Pakistan launches crackdown against sectarian militants in southwest – Metro US

Pakistan launches crackdown against sectarian militants in southwest

By Gul Yousafzai

QUETTA, Pakistan (Reuters) – Pakistani forces killed three militants at the start of a crackdown on sectarian militant group in the southwestern province of Baluchistan, officials said on Thursday, following a spate of attacks targeting security forces.

The extremist Sunni Muslim group Lashkar-e-Jhangvi (LeJ), whose roots are in Punjab province, claimed responsibility for gunning down four policemen on Tuesday and four soldiers of the paramilitary Frontier Corps in the city of Quetta on Wednesday.

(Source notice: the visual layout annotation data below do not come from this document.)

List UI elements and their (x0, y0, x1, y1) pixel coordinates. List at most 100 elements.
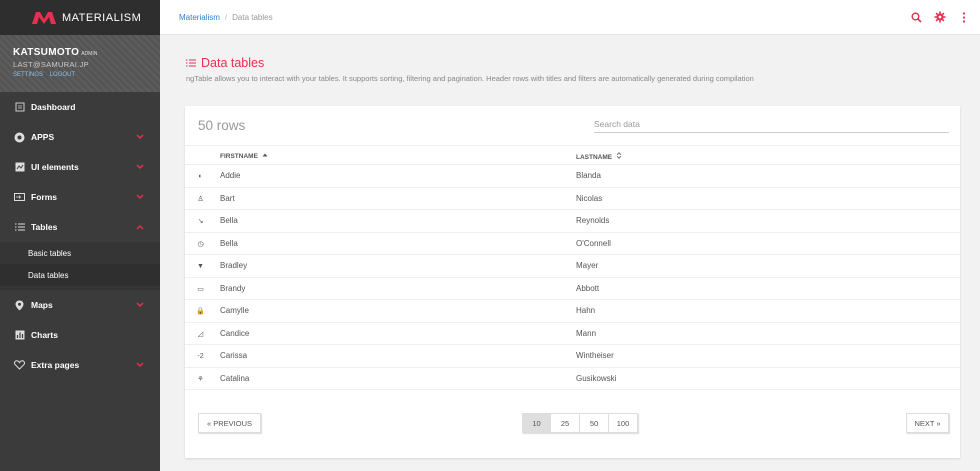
table-row[interactable]: ⚘ Catalina Gusikowski (185, 368, 960, 390)
settings-link[interactable]: SETTINGS (13, 72, 43, 78)
brand-name: MATERIALISM (62, 11, 142, 24)
page-size-10[interactable]: 10 (522, 413, 551, 433)
map-pin-icon (14, 300, 25, 311)
row-icon: ▭ (197, 285, 204, 293)
sidebar-item-dashboard[interactable]: Dashboard (0, 92, 160, 122)
gear-icon[interactable] (934, 11, 946, 23)
cell-firstname: Bradley (220, 261, 248, 270)
tables-submenu: Basic tables Data tables (0, 242, 160, 290)
table-row[interactable]: ◷ Bella O'Connell (185, 233, 960, 255)
cell-firstname: Catalina (220, 373, 250, 383)
table-row[interactable]: ↘ Bella Reynolds (185, 210, 960, 233)
cell-firstname: Addie (220, 171, 241, 180)
sidebar-subitem-data-tables[interactable]: Data tables (0, 264, 160, 286)
cell-firstname: Bella (220, 238, 238, 248)
breadcrumb: Materialism / Data tables (179, 13, 273, 22)
table-row[interactable]: ◿ Candice Mann (185, 323, 960, 345)
page-size-100[interactable]: 100 (609, 413, 638, 433)
row-icon: ◿ (197, 330, 204, 338)
next-page-button[interactable]: NEXT » (906, 413, 949, 433)
search-input[interactable] (594, 116, 949, 133)
table-header: FIRSTNAME LASTNAME (185, 145, 960, 165)
page-title-text: Data tables (201, 56, 265, 70)
sidebar-item-label: Dashboard (31, 102, 76, 112)
page-size-selector: 10 25 50 100 (522, 413, 638, 433)
column-label: FIRSTNAME (220, 153, 258, 160)
sidebar-item-label: Maps (31, 300, 53, 310)
table-row[interactable]: ▼ Bradley Mayer (185, 255, 960, 278)
sidebar-subitem-basic-tables[interactable]: Basic tables (0, 242, 160, 264)
cell-firstname: Brandy (220, 283, 246, 293)
sidebar-item-ui-elements[interactable]: UI elements (0, 152, 160, 182)
breadcrumb-separator: / (224, 12, 228, 22)
breadcrumb-current: Data tables (232, 12, 273, 22)
data-table-card: 50 rows FIRSTNAME LASTNAME ◐ Addie Blanda … (185, 106, 960, 458)
cell-firstname: Carissa (220, 351, 248, 360)
table-row[interactable]: ◐ Addie Blanda (185, 165, 960, 188)
sidebar-item-tables[interactable]: Tables (0, 212, 160, 242)
sidebar-item-label: Extra pages (31, 360, 80, 370)
sidebar-item-maps[interactable]: Maps (0, 290, 160, 320)
table-row[interactable]: ♙ Bart Nicolas (185, 188, 960, 210)
cell-lastname: Reynolds (576, 216, 610, 225)
cell-lastname: Hahn (576, 306, 596, 315)
tables-icon (14, 222, 25, 233)
table-row[interactable]: ▭ Brandy Abbott (185, 278, 960, 300)
row-icon: ▼ (197, 263, 204, 270)
row-icon: 🔒 (196, 308, 205, 315)
search-icon[interactable] (910, 11, 922, 23)
cell-firstname: Camylle (220, 306, 249, 315)
dashboard-icon (14, 102, 25, 113)
row-icon: ♙ (197, 195, 204, 203)
sidebar-item-extra-pages[interactable]: Extra pages (0, 350, 160, 380)
table-row[interactable]: 🔒 Camylle Hahn (185, 300, 960, 323)
table-body: ◐ Addie Blanda ♙ Bart Nicolas ↘ Bella Reynolds… (185, 165, 960, 390)
cell-lastname: Gusikowski (576, 373, 617, 383)
sidebar-item-apps[interactable]: APPS (0, 122, 160, 152)
sidebar: MATERIALISM KATSUMOTO ADMIN LAST@SAMURAI.… (0, 0, 160, 471)
page-size-50[interactable]: 50 (580, 413, 609, 433)
top-header: Materialism / Data tables (160, 0, 980, 35)
cell-lastname: Mann (576, 328, 597, 338)
brand[interactable]: MATERIALISM (0, 0, 160, 35)
sidebar-item-charts[interactable]: Charts (0, 320, 160, 350)
rows-count: 50 rows (198, 118, 246, 133)
column-header-firstname[interactable]: FIRSTNAME (220, 152, 268, 160)
chevron-down-icon (136, 164, 144, 170)
sort-both-icon (616, 152, 622, 159)
page-description: ngTable allows you to interact with your… (186, 74, 754, 83)
logout-link[interactable]: LOGOUT (50, 72, 75, 78)
row-icon: -2 (197, 353, 204, 360)
table-row[interactable]: -2 Carissa Wintheiser (185, 345, 960, 368)
cell-lastname: Nicolas (576, 193, 603, 203)
sidebar-item-forms[interactable]: Forms (0, 182, 160, 212)
chevron-up-icon (136, 224, 144, 230)
user-profile: KATSUMOTO ADMIN LAST@SAMURAI.JP SETTINGS … (0, 35, 160, 92)
ui-elements-icon (14, 162, 25, 173)
user-role: ADMIN (81, 51, 98, 57)
cell-firstname: Bella (220, 216, 238, 225)
sidebar-item-label: Forms (31, 192, 57, 202)
list-icon (186, 59, 196, 67)
column-header-lastname[interactable]: LASTNAME (576, 152, 622, 161)
cell-lastname: Abbott (576, 283, 600, 293)
chevron-down-icon (136, 302, 144, 308)
charts-icon (14, 330, 25, 341)
previous-page-button[interactable]: « PREVIOUS (198, 413, 261, 433)
column-label: LASTNAME (576, 154, 613, 161)
more-vert-icon[interactable] (958, 11, 970, 23)
cell-lastname: Mayer (576, 261, 599, 270)
row-icon: ◐ (198, 173, 203, 180)
row-icon: ↘ (197, 218, 204, 225)
forms-icon (14, 192, 25, 203)
apps-icon (14, 132, 25, 143)
chevron-down-icon (136, 134, 144, 140)
page-title: Data tables (186, 56, 264, 70)
cell-firstname: Candice (220, 328, 250, 338)
page-size-25[interactable]: 25 (551, 413, 580, 433)
cell-lastname: O'Connell (576, 238, 611, 248)
heart-icon (14, 360, 25, 371)
breadcrumb-home-link[interactable]: Materialism (179, 13, 220, 22)
sidebar-nav: Dashboard APPS UI elements Forms Tables … (0, 92, 160, 380)
cell-lastname: Blanda (576, 171, 601, 180)
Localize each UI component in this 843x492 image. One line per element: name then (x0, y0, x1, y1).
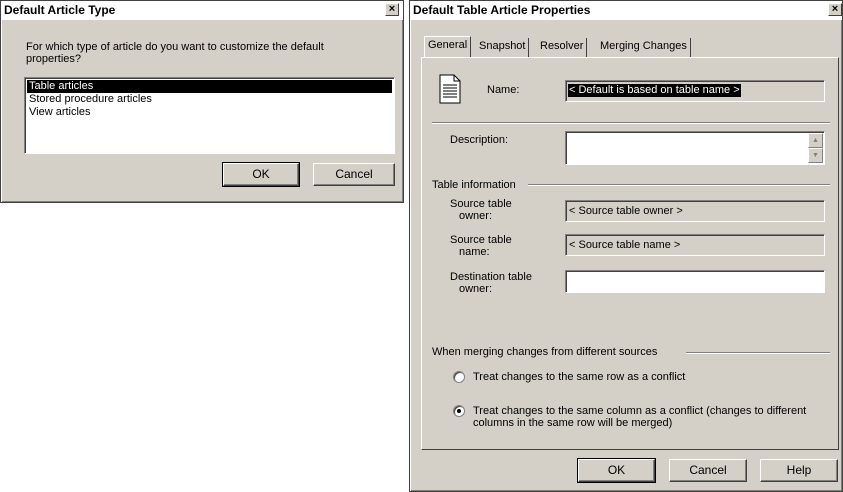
radio-same-column-label[interactable]: Treat changes to the same column as a co… (473, 405, 833, 429)
radio-same-column[interactable] (453, 405, 465, 417)
scroll-up-icon[interactable]: ▲ (808, 133, 823, 148)
source-table-owner-label: Source table owner: (450, 198, 512, 222)
table-information-heading: Table information (432, 179, 520, 191)
dialog-title: Default Article Type (4, 3, 116, 17)
divider (432, 122, 830, 124)
dialog-title: Default Table Article Properties (413, 3, 591, 17)
radio-same-row-label[interactable]: Treat changes to the same row as a confl… (473, 371, 685, 383)
name-value: < Default is based on table name > (568, 84, 741, 97)
article-type-list[interactable]: Table articles Stored procedure articles… (24, 77, 395, 154)
default-article-type-dialog: Default Article Type × For which type of… (0, 0, 404, 203)
table-article-properties-dialog: Default Table Article Properties × Gener… (409, 0, 843, 492)
scroll-down-icon[interactable]: ▼ (808, 148, 823, 163)
scrollbar[interactable]: ▲ ▼ (808, 133, 823, 163)
cancel-button[interactable]: Cancel (669, 459, 747, 482)
help-button[interactable]: Help (760, 459, 838, 482)
source-table-name-field: < Source table name > (565, 234, 825, 256)
dialog-title-bar: Default Table Article Properties (410, 1, 842, 20)
destination-table-owner-label: Destination table owner: (450, 271, 532, 295)
radio-selected-dot (457, 409, 461, 413)
list-item[interactable]: View articles (27, 106, 392, 119)
destination-table-owner-field[interactable] (565, 270, 825, 293)
tab-general[interactable]: General (424, 36, 472, 57)
article-type-prompt: For which type of article do you want to… (26, 41, 324, 65)
name-label: Name: (487, 84, 520, 96)
description-field[interactable]: ▲ ▼ (565, 131, 825, 165)
name-field: < Default is based on table name > (565, 80, 825, 102)
close-icon[interactable]: × (828, 3, 842, 16)
ok-button[interactable]: OK (577, 458, 656, 483)
merge-options-divider (686, 352, 830, 354)
tab-merging-changes[interactable]: Merging Changes (597, 38, 691, 57)
document-icon (438, 74, 462, 104)
description-label: Description: (450, 134, 509, 146)
source-table-name-label: Source table name: (450, 234, 512, 258)
close-icon[interactable]: × (385, 3, 399, 16)
merge-options-heading: When merging changes from different sour… (432, 346, 662, 358)
table-information-divider (528, 184, 830, 186)
list-item[interactable]: Table articles (27, 80, 392, 93)
tab-resolver[interactable]: Resolver (537, 38, 588, 57)
source-table-owner-field: < Source table owner > (565, 200, 825, 222)
ok-button[interactable]: OK (222, 162, 300, 187)
tab-snapshot[interactable]: Snapshot (476, 38, 530, 57)
dialog-title-bar: Default Article Type (1, 1, 403, 20)
cancel-button[interactable]: Cancel (313, 163, 395, 186)
list-item[interactable]: Stored procedure articles (27, 93, 392, 106)
radio-same-row[interactable] (453, 371, 465, 383)
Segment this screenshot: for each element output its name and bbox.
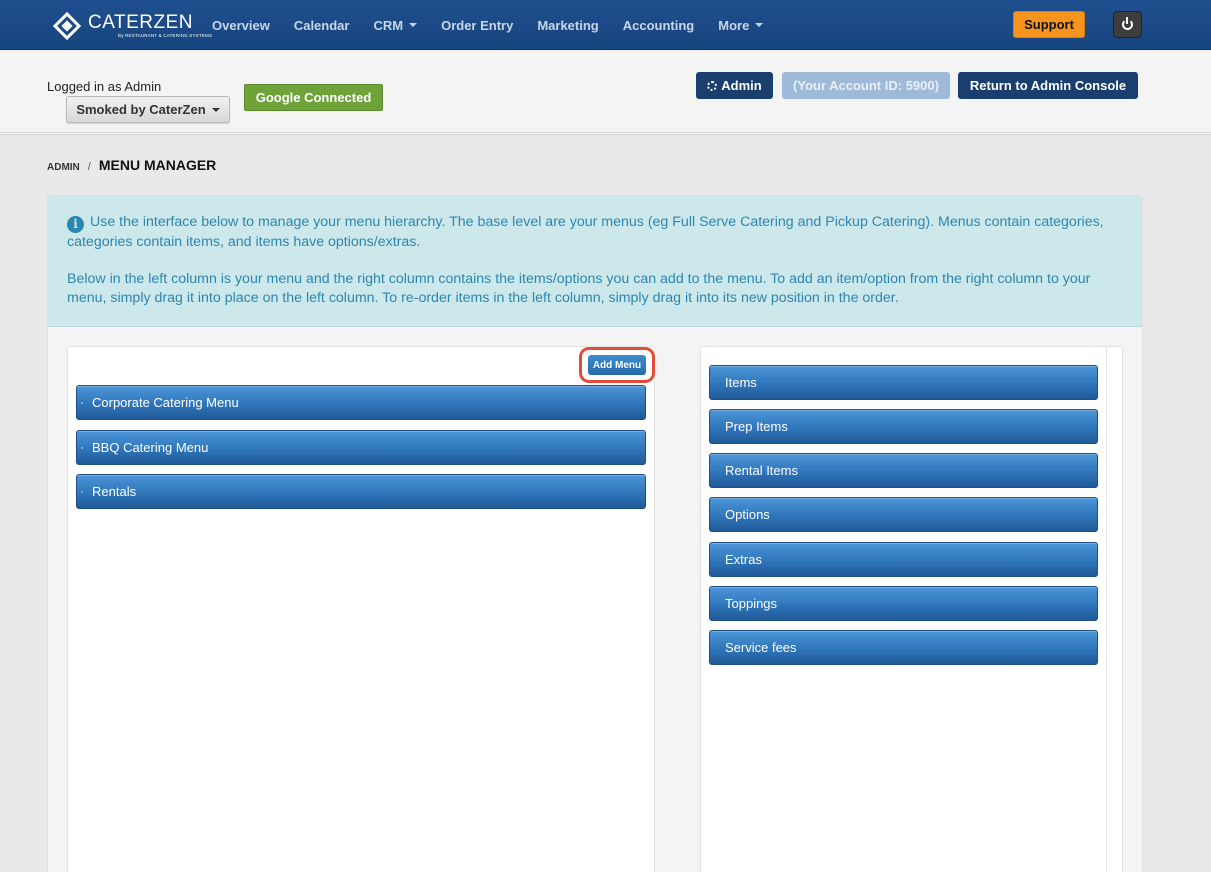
nav-marketing[interactable]: Marketing [525,18,610,33]
source-extras[interactable]: Extras [709,542,1098,577]
drag-handle-icon [81,447,83,449]
account-selector-label: Smoked by CaterZen [76,102,206,117]
logo-name: CATERZEN [88,12,193,33]
source-label: Prep Items [725,419,788,434]
info-icon: i [67,216,84,233]
nav-crm[interactable]: CRM [361,18,429,33]
logged-in-text: Logged in as Admin [47,79,162,94]
nav-label: CRM [373,17,404,33]
logo-diamond-icon [52,11,82,41]
nav-label: Calendar [293,17,350,33]
source-column: Items Prep Items Rental Items Options Ex… [700,346,1123,872]
info-text-1: Use the interface below to manage your m… [67,214,1104,250]
top-navbar: CATERZEN By RESTAURANT & CATERING SYSTEM… [0,0,1211,50]
main-nav: Overview Calendar CRM Order Entry Market… [200,0,775,50]
source-list: Items Prep Items Rental Items Options Ex… [701,347,1107,872]
nav-label: Accounting [622,17,695,33]
account-bar: Logged in as Admin Smoked by CaterZen Go… [0,51,1211,135]
menu-column: Add Menu Corporate Catering Menu BBQ Cat… [67,346,655,872]
source-label: Toppings [725,596,778,611]
breadcrumb-separator: / [87,161,91,173]
caterzen-logo[interactable]: CATERZEN By RESTAURANT & CATERING SYSTEM… [52,10,212,42]
admin-button[interactable]: Admin [696,72,773,99]
page-title: MENU MANAGER [98,157,217,173]
caret-down-icon [211,107,220,112]
source-label: Extras [725,552,762,567]
logout-button[interactable] [1113,11,1142,38]
logo-tagline: By RESTAURANT & CATERING SYSTEMS [118,33,213,38]
power-icon [1122,17,1133,30]
add-menu-button[interactable]: Add Menu [588,355,646,375]
return-to-admin-console-button[interactable]: Return to Admin Console [958,72,1138,99]
gear-icon [707,80,718,91]
account-id-badge: (Your Account ID: 5900) [782,72,950,99]
source-label: Rental Items [725,463,798,478]
source-prep-items[interactable]: Prep Items [709,409,1098,444]
source-service-fees[interactable]: Service fees [709,630,1098,665]
nav-accounting[interactable]: Accounting [611,18,707,33]
breadcrumb: ADMIN / MENU MANAGER [47,157,216,173]
source-label: Service fees [725,640,797,655]
info-paragraph-2: Below in the left column is your menu an… [67,271,1091,306]
caret-down-icon [409,23,418,27]
nav-label: Marketing [537,17,599,33]
menu-label: Corporate Catering Menu [92,395,239,410]
nav-order-entry[interactable]: Order Entry [429,18,525,33]
drag-handle-icon [81,491,83,493]
info-alert: i Use the interface below to manage your … [48,196,1142,327]
menu-item-bbq-catering[interactable]: BBQ Catering Menu [76,430,646,465]
nav-label: Overview [212,17,270,33]
caret-down-icon [755,23,764,27]
nav-label: More [718,17,750,33]
source-rental-items[interactable]: Rental Items [709,453,1098,488]
drag-handle-icon [81,402,83,404]
google-connected-button[interactable]: Google Connected [244,84,383,111]
menu-label: Rentals [92,484,137,499]
source-toppings[interactable]: Toppings [709,586,1098,621]
menu-item-corporate-catering[interactable]: Corporate Catering Menu [76,385,646,420]
breadcrumb-admin-link[interactable]: ADMIN [47,162,80,173]
menu-label: BBQ Catering Menu [92,440,209,455]
support-button[interactable]: Support [1013,11,1085,38]
account-selector-dropdown[interactable]: Smoked by CaterZen [66,96,230,123]
info-paragraph-1: i Use the interface below to manage your … [67,213,1122,252]
menu-item-rentals[interactable]: Rentals [76,474,646,509]
nav-label: Order Entry [441,17,514,33]
nav-calendar[interactable]: Calendar [282,18,362,33]
admin-label: Admin [721,78,762,93]
nav-more[interactable]: More [706,18,775,33]
source-options[interactable]: Options [709,497,1098,532]
source-items[interactable]: Items [709,365,1098,400]
source-label: Items [725,375,757,390]
source-label: Options [725,507,770,522]
nav-overview[interactable]: Overview [200,18,282,33]
menu-manager-panel: i Use the interface below to manage your … [47,195,1143,872]
add-menu-highlight: Add Menu [579,347,655,383]
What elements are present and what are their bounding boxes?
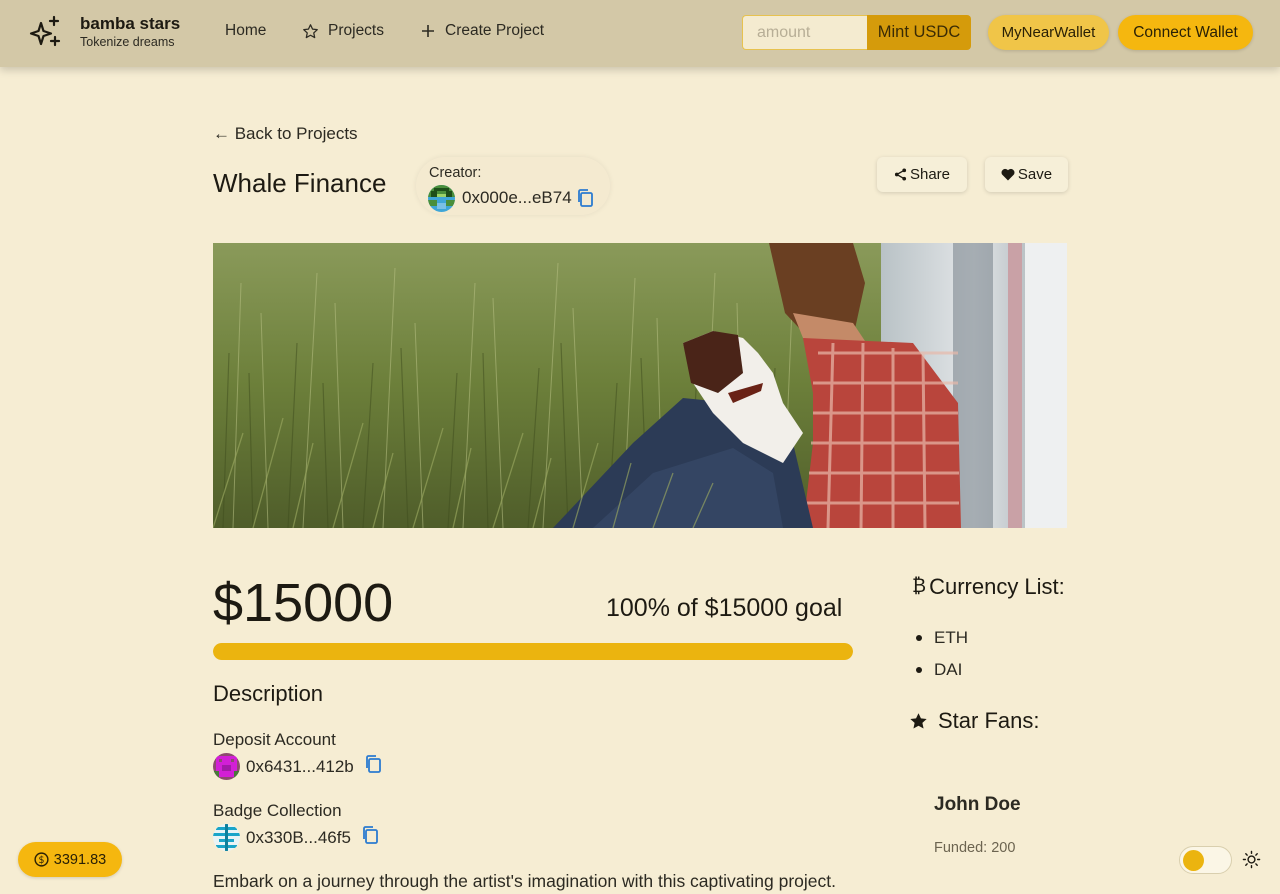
page-title: Whale Finance [213,168,387,198]
mint-usdc-button[interactable]: Mint USDC [867,15,971,50]
theme-toggle[interactable] [1179,846,1232,874]
currency-list-heading-label: Currency List: [929,574,1065,599]
save-button[interactable]: Save [985,157,1068,192]
nav-create-project[interactable]: Create Project [420,22,544,40]
copy-icon[interactable] [361,825,379,850]
nav-projects-label: Projects [328,22,384,39]
copy-icon[interactable] [364,754,382,779]
share-label: Share [909,166,951,183]
sparkles-icon [29,15,61,47]
list-item: ETH [916,622,968,654]
badge-collection-row: 0x330B...46f5 [213,824,379,851]
nav-projects[interactable]: Projects [302,22,384,40]
connect-wallet-button[interactable]: Connect Wallet [1118,15,1253,50]
creator-address: 0x000e...eB74 [462,188,572,207]
mynearwallet-button[interactable]: MyNearWallet [988,15,1109,50]
brand-tagline: Tokenize dreams [80,35,175,49]
funding-progress-fill [213,643,853,660]
badge-collection-label: Badge Collection [213,801,342,820]
star-outline-icon [303,23,318,38]
creator-avatar[interactable] [428,185,455,212]
deposit-account-address: 0x6431...412b [246,756,354,776]
amount-input[interactable] [742,15,868,50]
save-label: Save [1017,166,1053,183]
badge-collection-avatar[interactable] [213,824,240,851]
project-cover-image [213,243,1067,528]
fan-funded-amount: Funded: 200 [934,840,1016,856]
deposit-account-row: 0x6431...412b [213,753,382,780]
brand[interactable]: bamba stars Tokenize dreams [28,14,180,50]
creator-label: Creator: [429,165,482,181]
amount-raised: $15000 [213,573,394,633]
share-button[interactable]: Share [877,157,967,192]
bitcoin-icon: ₿ [912,576,927,597]
badge-collection-address: 0x330B...46f5 [246,827,351,847]
brand-name: bamba stars [80,14,181,33]
sun-icon [1242,850,1261,869]
share-icon [894,168,907,181]
nav-home[interactable]: Home [225,22,266,40]
heart-icon [1001,168,1015,181]
svg-text:$: $ [38,855,44,866]
currency-list: ETH DAI [916,622,968,686]
star-fans-heading-label: Star Fans: [938,708,1040,733]
project-description: Embark on a journey through the artist's… [213,871,836,891]
dollar-coin-icon: $ [34,852,49,867]
star-icon [910,712,927,729]
nav-home-label: Home [225,22,267,39]
balance-badge[interactable]: $ 3391.83 [18,842,122,877]
balance-value: 3391.83 [53,851,107,868]
plus-icon [422,25,434,37]
currency-list-heading: ₿ Currency List: [912,574,1065,600]
toggle-knob [1183,850,1204,871]
fan-name: John Doe [934,794,1021,815]
description-heading: Description [213,681,324,706]
list-item: DAI [916,654,968,686]
deposit-account-avatar[interactable] [213,753,240,780]
deposit-account-label: Deposit Account [213,730,336,749]
back-to-projects-link[interactable]: ← Back to Projects [213,124,358,144]
nav-create-label: Create Project [445,22,545,39]
funding-progress-bar [213,643,853,660]
top-navbar: bamba stars Tokenize dreams Home Project… [0,0,1280,67]
copy-icon[interactable] [576,188,594,213]
creator-card: Creator: 0x000e...eB74 [416,157,610,215]
star-fans-heading: Star Fans: [909,708,1039,734]
goal-progress-text: 100% of $15000 goal [606,594,843,622]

A spokesman for the paramilitary Frontier Corps said the government had decided to launch an armed operation against LeJ at a late night meeting on Wednesday.

“Three terrorists belonging to LeJ have been killed in an armed clash with Frontier Corps and intelligence personnel,” said Khan Wasey, the spokesman for the paramilitary force.

He said the killings took place during a search operation in the early hours of Thursday.

Last year, police killed the leader of the LeJ, Malik Ishaq, signaling a shift in the Pakistani government’s strategy for dealing with the group.

Baluchistan chief minister Sananullah Zehri condemned the killing of the policemen and soldiers and said “strict actions would be launched against terrorists and their supporters”.

Baluchistan is Pakistan’s poorest and least developed province and has suffered a long-running separatist violence.

Ethnic Baluch activists and human rights groups accuse the military of carrying out a campaign of kidnapping, torture and extrajudicial killing against suspected separatists, and a security measures have severely limited freedom of movement in the province.

Pakistan and China are developing multi-billion-dollar energy and infrastructure projects in the sparsely populated region as part of a plan to create a corridor stretching from the Arabian Sea to China’s Xinjiang region.